Our team visited the conference „8th Symposium on Structural Proteomics“ that was held on 10-12th October in Berlin. One of the main topics of the conference was chemical crosslinking in structural elucidation of proteins using mass spectrometry.
Our main goal was to introduce the portfolio of our bioconjugation reagents, most notably the MS-cleavable lysine-reactive urea crosslinkers.
Besides the established C4-arm DSBU crosslinker (also termed as BuUrBu) developed by Prof. Dr. A. Sinz of the Martin Luther University in Halle, we presented the hitherto unreported shorter C3- and C2-arm urea crosslinkers.
One of the great advantages of the urea crosslinkers is that the presence of the central urea moiety which is prone to collision induced dissociation allows to unequivocally identify the crosslinks in tandem CID-MS experiments.

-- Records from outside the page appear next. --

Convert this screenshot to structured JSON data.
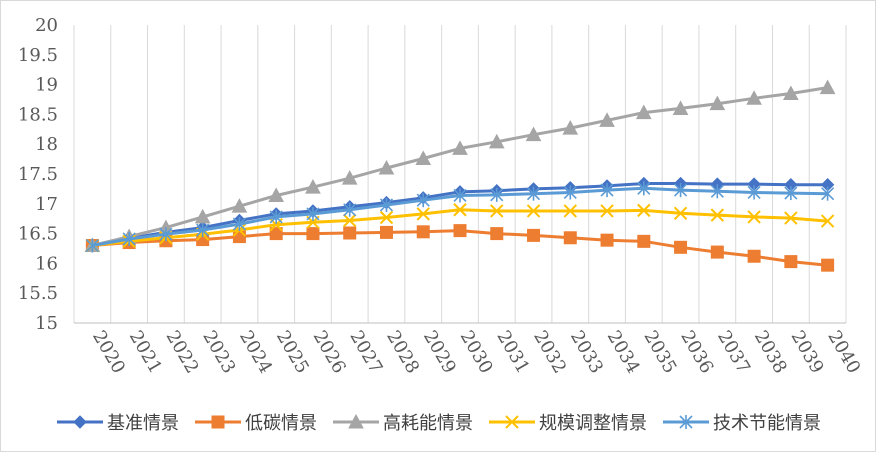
{
  "chart_data": {
    "type": "line",
    "title": "",
    "xlabel": "",
    "ylabel": "",
    "ylim": [
      15,
      20
    ],
    "y_ticks": [
      "15",
      "15.5",
      "16",
      "16.5",
      "17",
      "17.5",
      "18",
      "18.5",
      "19",
      "19.5",
      "20"
    ],
    "grid": "vertical",
    "legend_position": "bottom",
    "categories": [
      "2020",
      "2021",
      "2022",
      "2023",
      "2024",
      "2025",
      "2026",
      "2027",
      "2028",
      "2029",
      "2030",
      "2031",
      "2032",
      "2033",
      "2034",
      "2035",
      "2036",
      "2037",
      "2038",
      "2039",
      "2040"
    ],
    "series": [
      {
        "name": "基准情景",
        "color": "#4472C4",
        "marker": "diamond",
        "values": [
          16.3,
          16.42,
          16.52,
          16.6,
          16.72,
          16.83,
          16.88,
          16.95,
          17.02,
          17.1,
          17.2,
          17.22,
          17.25,
          17.27,
          17.3,
          17.34,
          17.34,
          17.33,
          17.33,
          17.32,
          17.32
        ]
      },
      {
        "name": "低碳情景",
        "color": "#ED7D31",
        "marker": "square",
        "values": [
          16.3,
          16.35,
          16.38,
          16.4,
          16.45,
          16.5,
          16.5,
          16.51,
          16.52,
          16.53,
          16.55,
          16.5,
          16.47,
          16.43,
          16.39,
          16.37,
          16.27,
          16.19,
          16.12,
          16.03,
          15.97
        ]
      },
      {
        "name": "高耗能情景",
        "color": "#A5A5A5",
        "marker": "triangle",
        "values": [
          16.3,
          16.45,
          16.6,
          16.78,
          16.96,
          17.14,
          17.28,
          17.43,
          17.6,
          17.76,
          17.93,
          18.04,
          18.16,
          18.27,
          18.4,
          18.53,
          18.6,
          18.68,
          18.77,
          18.85,
          18.95
        ]
      },
      {
        "name": "规模调整情景",
        "color": "#FFC000",
        "marker": "x",
        "values": [
          16.3,
          16.37,
          16.43,
          16.49,
          16.56,
          16.65,
          16.69,
          16.72,
          16.77,
          16.83,
          16.9,
          16.88,
          16.88,
          16.88,
          16.88,
          16.89,
          16.84,
          16.81,
          16.78,
          16.76,
          16.71
        ]
      },
      {
        "name": "技术节能情景",
        "color": "#5B9BD5",
        "marker": "asterisk",
        "values": [
          16.3,
          16.41,
          16.49,
          16.56,
          16.66,
          16.78,
          16.83,
          16.9,
          16.98,
          17.06,
          17.14,
          17.15,
          17.17,
          17.19,
          17.23,
          17.26,
          17.23,
          17.21,
          17.19,
          17.18,
          17.17
        ]
      }
    ]
  }
}
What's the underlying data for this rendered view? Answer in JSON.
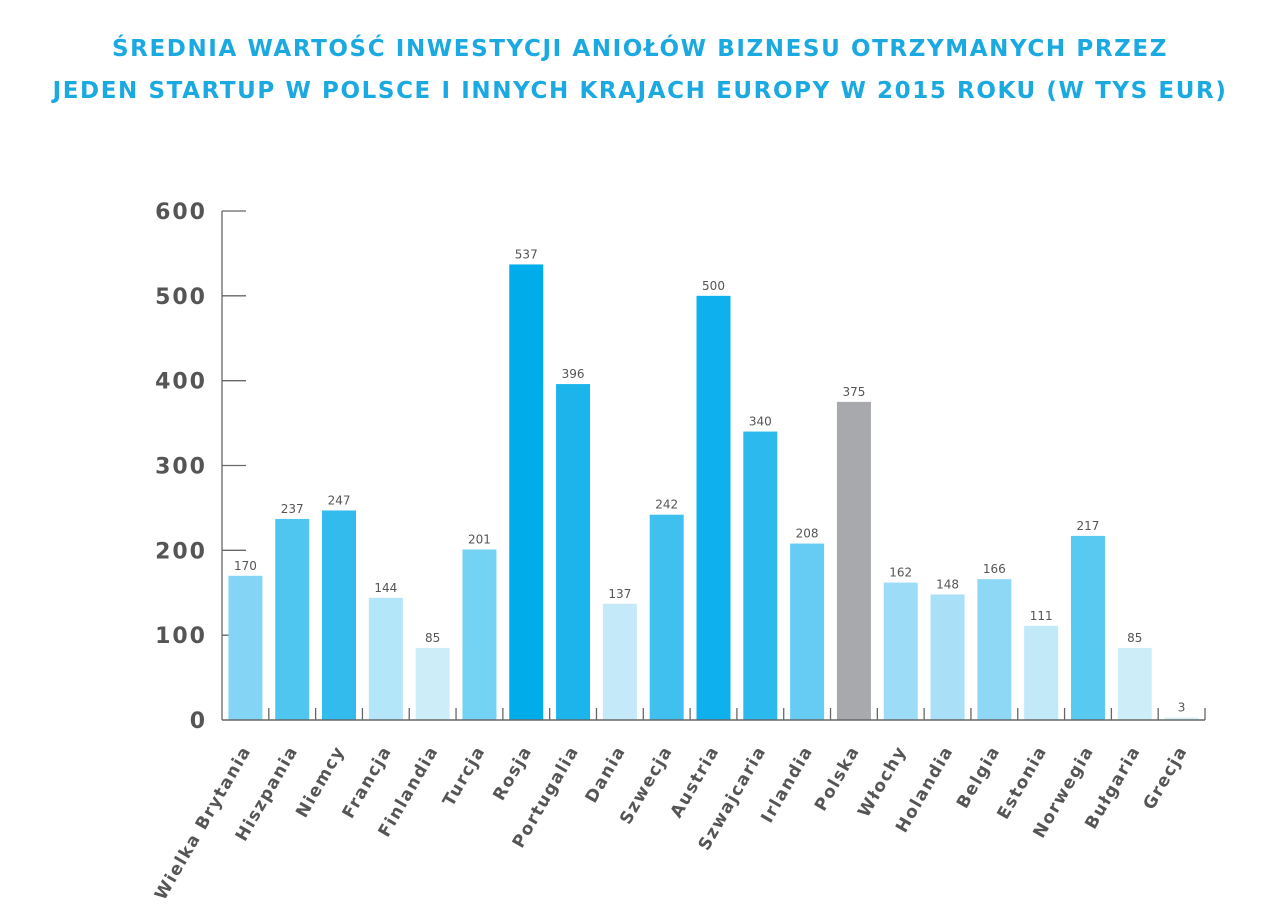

Another advantage of these crosslinkers is that the energy required for cleavage of the central urea unit lies approximately in the same region as the energy required to cleave the peptide bonds. Therefeore, this feature enables to simultaneously observe both the characteristic doublets arising from the central urea cleavage as well as the typical fragmentation patterns of the peptide backbone.
With this expanded palette of crosslinkers in hand, the proteomic researchers will be able to get a much deeper proteome XL-MS information than was previously possible.